This section provides a definitive architectural guide to the two giants of managed registries—AWS Elastic Container Registry (ECR) and Google Artifact Registry (GAR)—and explores the frontier of Image Streaming to solve the “cold start” problem.


12.2.1. The Anatomy of an ML Container Image

To optimize storage and transfer, one must first understand the physics of the artifact. An OCI (Open Container Initiative) image is not a single file; it is a Directed Acyclic Graph (DAG) of content-addressable blobs.

The Layer Cake

A standard container image consists of:

  1. Manifest: A JSON file listing the layers and the configuration.
  2. Configuration: A JSON blob containing environment variables, entry points, and architecture (e.g., linux/amd64).
  3. Layers: Tarballs (.tar.gzip) representing filesystem diffs.

In Machine Learning, these layers have a distinct “Heavy-Tailed” distribution:

Layer TypeContentTypical SizeFrequency of Change
Base OSUbuntu/Debian/Alpine50MB - 800MBLow (Monthly)
System LibsCUDA, cuDNN, NCCL2GB - 6GBLow (Quarterly)
RuntimePython, Conda env500MB - 1GBMedium (Weekly)
Dependenciespip install -r requirements.txt200MB - 1GBHigh (Daily)
Applicationsrc/, Inference Code< 50MBVery High (Hourly)
Model Weights.pt, .safetensors100MB - 100GBVariable

Architectural Anti-Pattern: Baking the Model Weights into the Image. While convenient for small models, embedding a 20GB LLM into the Docker image creates a monolithic blob that breaks the registry’s deduplication efficiency. If you change one line of code in inference.py, the registry (and the node) must often re-process the entire image context.
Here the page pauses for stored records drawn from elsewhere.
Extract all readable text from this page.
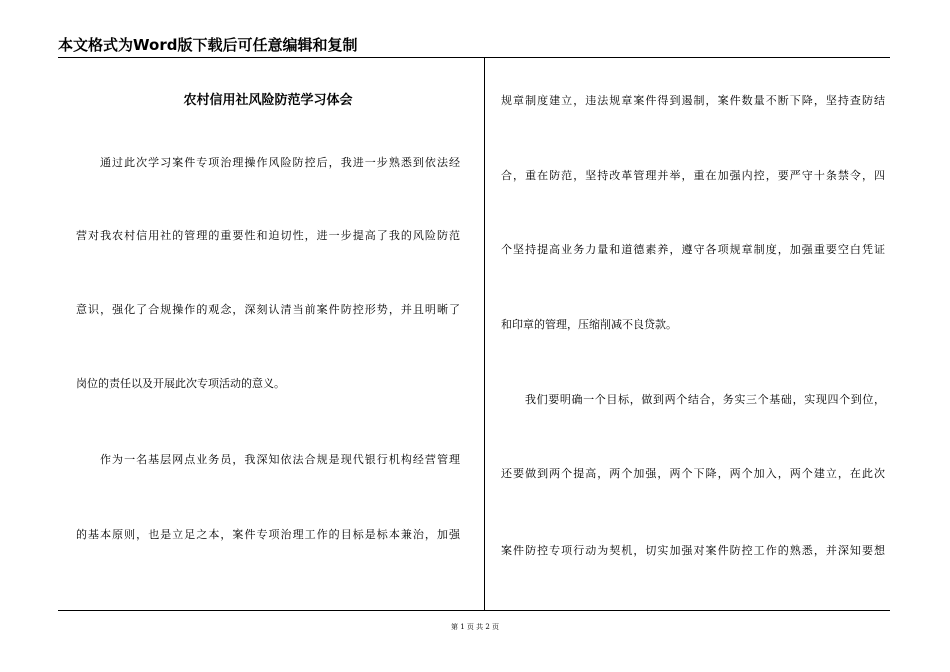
本文格式为Word版下载后可任意编辑和复制
农村信用社风险防范学习体会
通过此次学习案件专项治理操作风险防控后，我进一步熟悉到依法经
营对我农村信用社的管理的重要性和迫切性，进一步提高了我的风险防范
意识，强化了合规操作的观念，深刻认清当前案件防控形势，并且明晰了
岗位的责任以及开展此次专项活动的意义。
作为一名基层网点业务员，我深知依法合规是现代银行机构经营管理
的基本原则，也是立足之本，案件专项治理工作的目标是标本兼治，加强
规章制度建立，违法规章案件得到遏制，案件数量不断下降，坚持查防结
合，重在防范，坚持改革管理并举，重在加强内控，要严守十条禁令，四
个坚持提高业务力量和道德素养，遵守各项规章制度，加强重要空白凭证
和印章的管理，压缩削减不良贷款。
我们要明确一个目标，做到两个结合，务实三个基础，实现四个到位，
还要做到两个提高，两个加强，两个下降，两个加入，两个建立，在此次
案件防控专项行动为契机，切实加强对案件防控工作的熟悉，并深知要想
第 1 页 共 2 页
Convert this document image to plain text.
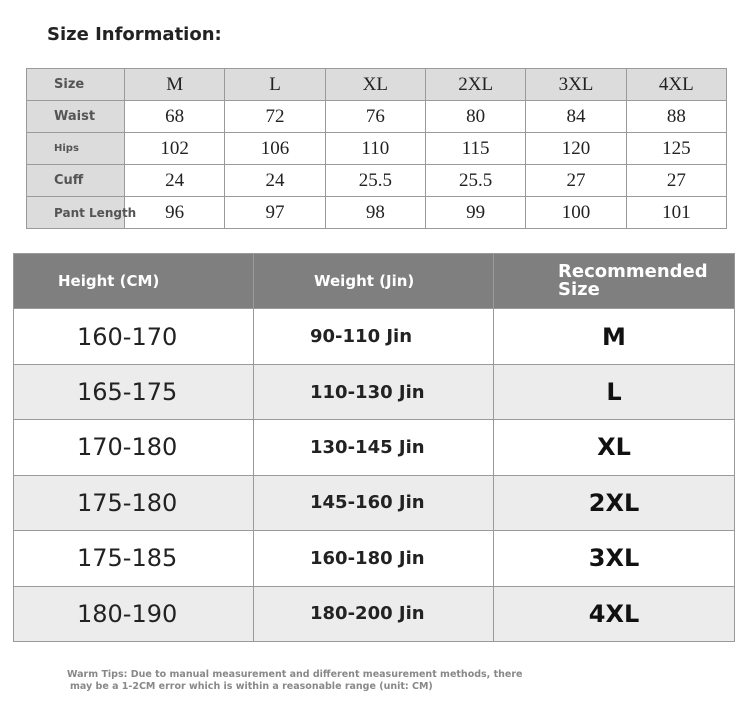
Size Information:
Size	M	L	XL	2XL	3XL	4XL
Waist	68	72	76	80	84	88
Hips	102	106	110	115	120	125
Cuff	24	24	25.5	25.5	27	27
Pant Length	96	97	98	99	100	101
Height (CM)	Weight (Jin)	Recommended Size
160-170	90-110 Jin	M
165-175	110-130 Jin	L
170-180	130-145 Jin	XL
175-180	145-160 Jin	2XL
175-185	160-180 Jin	3XL
180-190	180-200 Jin	4XL
Warm Tips: Due to manual measurement and different measurement methods, there
may be a 1-2CM error which is within a reasonable range (unit: CM)
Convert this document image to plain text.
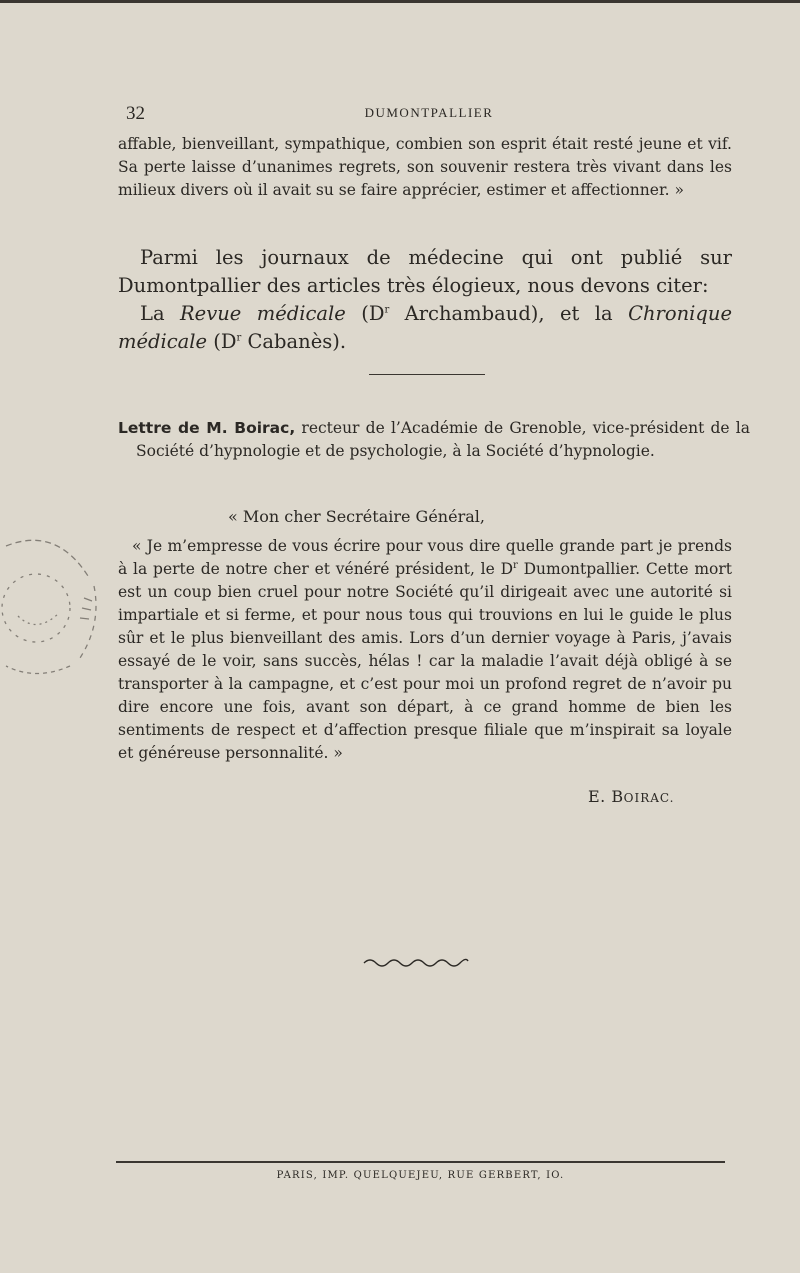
32	DUMONTPALLIER

affable, bienveillant, sympathique, combien son esprit était resté jeune et vif. Sa perte laisse d’unanimes regrets, son souvenir restera très vivant dans les milieux divers où il avait su se faire apprécier, estimer et affectionner. »

Parmi les journaux de médecine qui ont publié sur Dumontpallier des articles très élogieux, nous devons citer:

La Revue médicale ($D^r$ Archambaud), et la Chronique médicale ($D^r$ Cabanès).

Lettre de M. Boirac, recteur de l’Académie de Grenoble, vice-président de la Société d’hypnologie et de psychologie, à la Société d’hypnologie.

« Mon cher Secrétaire Général,

« Je m’empresse de vous écrire pour vous dire quelle grande part je prends à la perte de notre cher et vénéré président, le $D^r$ Dumontpallier. Cette mort est un coup bien cruel pour notre Société qu’il dirigeait avec une autorité si impartiale et si ferme, et pour nous tous qui trouvions en lui le guide le plus sûr et le plus bienveillant des amis. Lors d’un dernier voyage à Paris, j’avais essayé de le voir, sans succès, hélas ! car la maladie l’avait déjà obligé à se transporter à la campagne, et c’est pour moi un profond regret de n’avoir pu dire encore une fois, avant son départ, à ce grand homme de bien les sentiments de respect et d’affection presque filiale que m’inspirait sa loyale et généreuse personnalité. »

E. BOIRAC.
PARIS, IMP. QUELQUEJEU, RUE GERBERT, IO.
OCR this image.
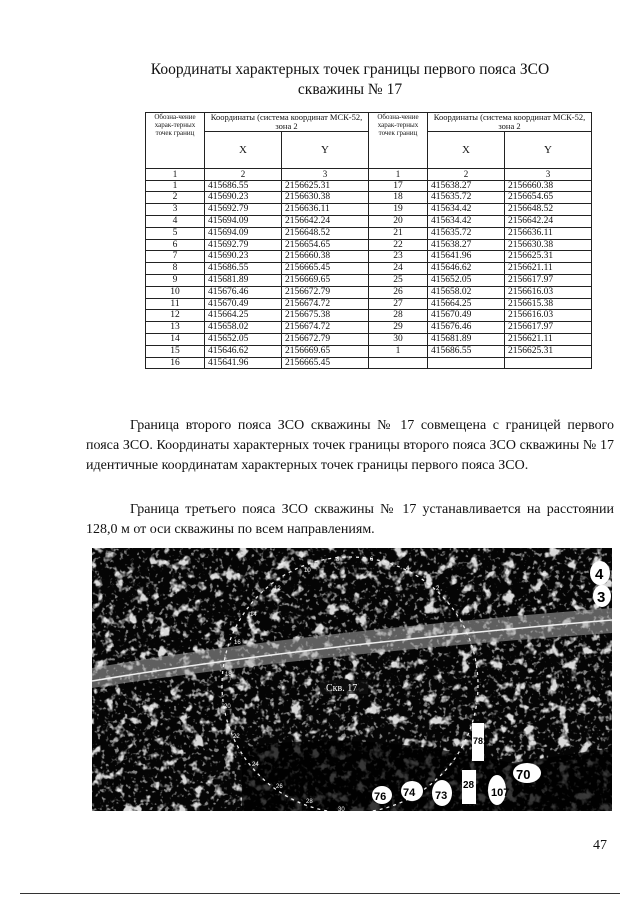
Координаты характерных точек границы первого пояса ЗСО скважины № 17
Обозна-чение харак-терных точек границ	Координаты (система координат МСК-52, зона 2		Обозна-чение харак-терных точек границ	Координаты (система координат МСК-52, зона 2	
	X	Y		X	Y
1	2	3	1	2	3
1	415686.55	2156625.31	17	415638.27	2156660.38
2	415690.23	2156630.38	18	415635.72	2156654.65
3	415692.79	2156636.11	19	415634.42	2156648.52
4	415694.09	2156642.24	20	415634.42	2156642.24
5	415694.09	2156648.52	21	415635.72	2156636.11
6	415692.79	2156654.65	22	415638.27	2156630.38
7	415690.23	2156660.38	23	415641.96	2156625.31
8	415686.55	2156665.45	24	415646.62	2156621.11
9	415681.89	2156669.65	25	415652.05	2156617.97
10	415676.46	2156672.79	26	415658.02	2156616.03
11	415670.49	2156674.72	27	415664.25	2156615.38
12	415664.25	2156675.38	28	415670.49	2156616.03
13	415658.02	2156674.72	29	415676.46	2156617.97
14	415652.05	2156672.79	30	415681.89	2156621.11
15	415646.62	2156669.65	1	415686.55	2156625.31
16	415641.96	2156665.45			

Граница второго пояса ЗСО скважины № 17 совмещена с границей первого пояса ЗСО. Координаты характерных точек границы второго пояса ЗСО скважины № 17 идентичные координатам характерных точек границы первого пояса ЗСО.

Граница третьего пояса ЗСО скважины № 17 устанавливается на расстоянии 128,0 м от оси скважины по всем направлениям.

4
3
70
107
28
73
74
76
781
Скв. 17
30
28
26
24
22
20
18
16
14
12
10
8	6
4
2
47
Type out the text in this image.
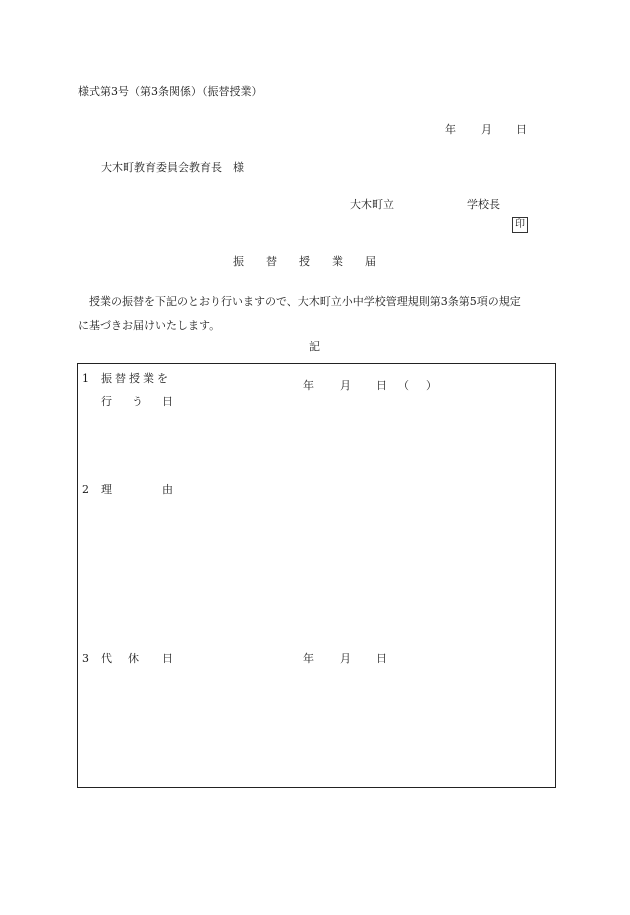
様式第3号（第3条関係）（振替授業）
年 月 日
大木町教育委員会教育長　様
大木町立	学校長
印
振替授業届
授業の振替を下記のとおり行いますので、大木町立小中学校管理規則第3条第5項の規定
に基づきお届けいたします。
記
1 振替授業を
行 う 日
年 月 日 （ ）
2 理	由
3 代 休 日	年 月 日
  • Best Practice: Mount model weights at runtime from object storage (S3/GCS) or use a separate “Model Volume” (EBS/PD). Keep the container image focused on code and dependencies.

The Compression Penalty

Standard OCI images use gzip compression.

  • Pros: Universal compatibility.
  • Cons: Not seekable. To read the last file in a layer, you must decompress the entire stream. This prevents parallel downloading of individual files within a layer and blocks “lazy loading.”
  • The MLOps Impact: When a node pulls an image, the CPU is often pegged at 100% just inflating the gzip stream, becoming a compute-bound operation rather than network-bound.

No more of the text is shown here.